In 1983, the Sandinistas, confronted with a strengthening Contra force and desperate for more defense, enacted a compulsory military draft for all men over the age of 17. Families who could afford to do so packed up and left the country, or sent their sons abroad. Thousands of draftees, mostly poor teenagers from rural areas, including most of the men in this community, were sent to the northern hills to fight. People here in El Riito talk about hearing bombs and gunfire go off in the not-so-distant hills, worrying for their sons. Everyone knows someone who died at the hands of the Contra rebels. All four sons of the older couple I live with were sent to war. 

As war raged through the Nicaraguan countryside, life in the city was deteriorating in other ways. While largely unaffected by military conflict, living conditions were declining rapidly; there were shortages in food, transportation, water, electricity, phone service, and other basics. Between money spent on the war, the government’s attempt at control of the private sector and overall atrocious misjudgment and mismanagement, the economy had collapsed. 
The Sandinistas, amid the chaos of the war, were unable to pursue the reforms they had sought, namely freeing the poor majority from decades of mistreatment and neglect.
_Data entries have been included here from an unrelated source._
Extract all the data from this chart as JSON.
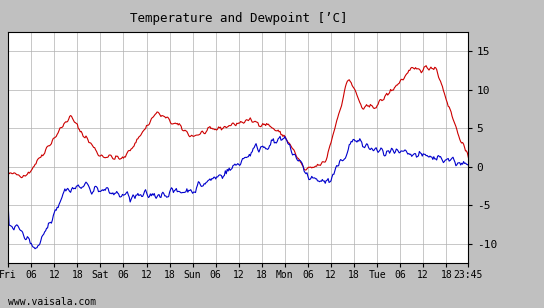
{
  "title": "Temperature and Dewpoint [’C]",
  "ylabel_right_ticks": [
    -10,
    -5,
    0,
    5,
    10,
    15
  ],
  "ylim": [
    -12.5,
    17.5
  ],
  "xlabel_bottom": "www.vaisala.com",
  "xtick_labels": [
    "Fri",
    "06",
    "12",
    "18",
    "Sat",
    "06",
    "12",
    "18",
    "Sun",
    "06",
    "12",
    "18",
    "Mon",
    "06",
    "12",
    "18",
    "Tue",
    "06",
    "12",
    "23:45"
  ],
  "temp_color": "#cc0000",
  "dew_color": "#0000cc",
  "bg_color": "#c0c0c0",
  "plot_bg": "#ffffff",
  "grid_color": "#b0b0b0",
  "line_width": 0.8,
  "font_name": "DejaVu Sans Mono",
  "fig_width": 5.44,
  "fig_height": 3.08,
  "dpi": 100
}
Rather than acknowledge that their vision for the new Nicaragua was not actually shared by all Nicaraguans, they responded with increasing authoritarianism, including censorship of the press and repression of legitimate political opposition, alienating some citizens who previously supported the revolution.
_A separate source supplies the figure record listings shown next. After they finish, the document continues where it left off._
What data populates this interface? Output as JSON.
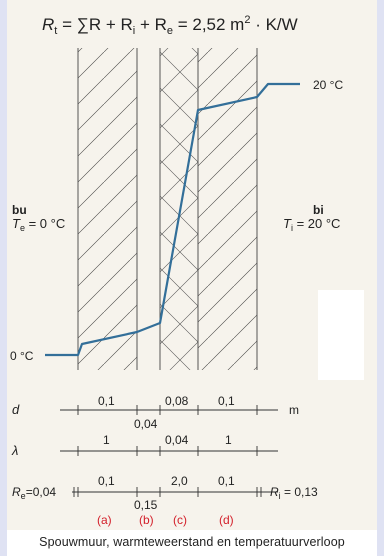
{
  "formula": {
    "lhs": "R",
    "lhs_sub": "t",
    "eq1": " = ∑R + R",
    "sub_i": "i",
    "plus": " + R",
    "sub_e": "e",
    "value": " =  2,52 m",
    "sup": "2",
    "unit": " · K/W"
  },
  "outside": {
    "label": "bu",
    "temp_prefix": "T",
    "temp_sub": "e",
    "temp_value": " = 0 °C",
    "line_temp": "0 °C"
  },
  "inside": {
    "label": "bi",
    "temp_prefix": "T",
    "temp_sub": "i",
    "temp_value": " = 20 °C",
    "line_temp": "20 °C"
  },
  "rows": {
    "d_symbol": "d",
    "d_unit": "m",
    "d_values": [
      "0,1",
      "0,04",
      "0,08",
      "0,1"
    ],
    "lambda_symbol": "λ",
    "lambda_values": [
      "1",
      "0,04",
      "1"
    ],
    "r_left": "R",
    "r_left_sub": "e",
    "r_left_value": "=0,04",
    "r_values": [
      "0,1",
      "0,15",
      "2,0",
      "0,1"
    ],
    "r_right": "R",
    "r_right_sub": "i",
    "r_right_value": " = 0,13"
  },
  "layers": [
    "(a)",
    "(b)",
    "(c)",
    "(d)"
  ],
  "caption": "Spouwmuur, warmteweerstand en temperatuurverloop",
  "temperature_profile": {
    "units": "°C",
    "points": [
      0.0,
      1.0,
      2.3,
      17.5,
      19.3,
      20.0
    ]
  },
  "colors": {
    "line": "#336f99",
    "layer_labels": "#d31f2a",
    "paper": "#f6f3ec",
    "background": "#dfe2f3"
  }
}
Despite growing disapproval in Congress and among the American public, and a third amendment to the Boland Amendment in 1984, which prohibited any further form of U.S. aid to the Contras, the Reagan administration forged ahead, continuing to supply them with aid and weapons, totaling hundreds of millions of dollars. While Reagan lauded the Contras as noble “freedom fighters,” critics of the war considered the contras U.S. mercenaries rather than a legitimate, Nicaraguan opposition force. In my opinion, the contras were neither extreme. At its inception, the group was composed of former Guardsmen who had committed terrible abuses under the Somoza regime, and directly organized by the U.S., but by the mid-1980s, as Sandinista totalitarianism escalated, the counter-revolutionary forces had diversified into a broad coalition of anti-Sandinistas, including several hundred Miskito Indians who had been forcibly relocated from their ancestral lands on the Atlantic Coast.
  
The Iran-Contra Scandal served as a major blow to the Reagan administration’s support of the Contras, as it was made public around the world that the administration had conducted illegal arms sales in Iran, and used the profits to continue covert funding of the Contras. With the halt of U.S. funding, the Contras were doomed; in 1988 the Sandinistas and Contras finally agreed upon a peace accord. Most fighting ended, but it was not until 1990, when Sandinista rule came to an end with the defeat of Daniel Ortega, and electoral victory of Violeta Chamorro, that the Contra officially disbanded and the war was officially and finally over.

The Contra War had resulted in absolute economic devastation to an already poor country and more than 300,000 Nicaraguan casualties.

Many Nicaraguans rightly consider the Reagan administration, and U.S. imperialism more broadly, at fault for the Contra war that wreaked havoc in Nicaragua for a decade. Without U.S. backing, the conflict never would have reached such heights. Nevertheless, it was a fratricidal war, fought between Nicaraguans. And it left them deeply and bitterly divided. 

References:
Kinzer, Stephen. 2007. (1991). Blood of Brothers: Life and War in Nicaragua. Harvard University Press: Cambridge.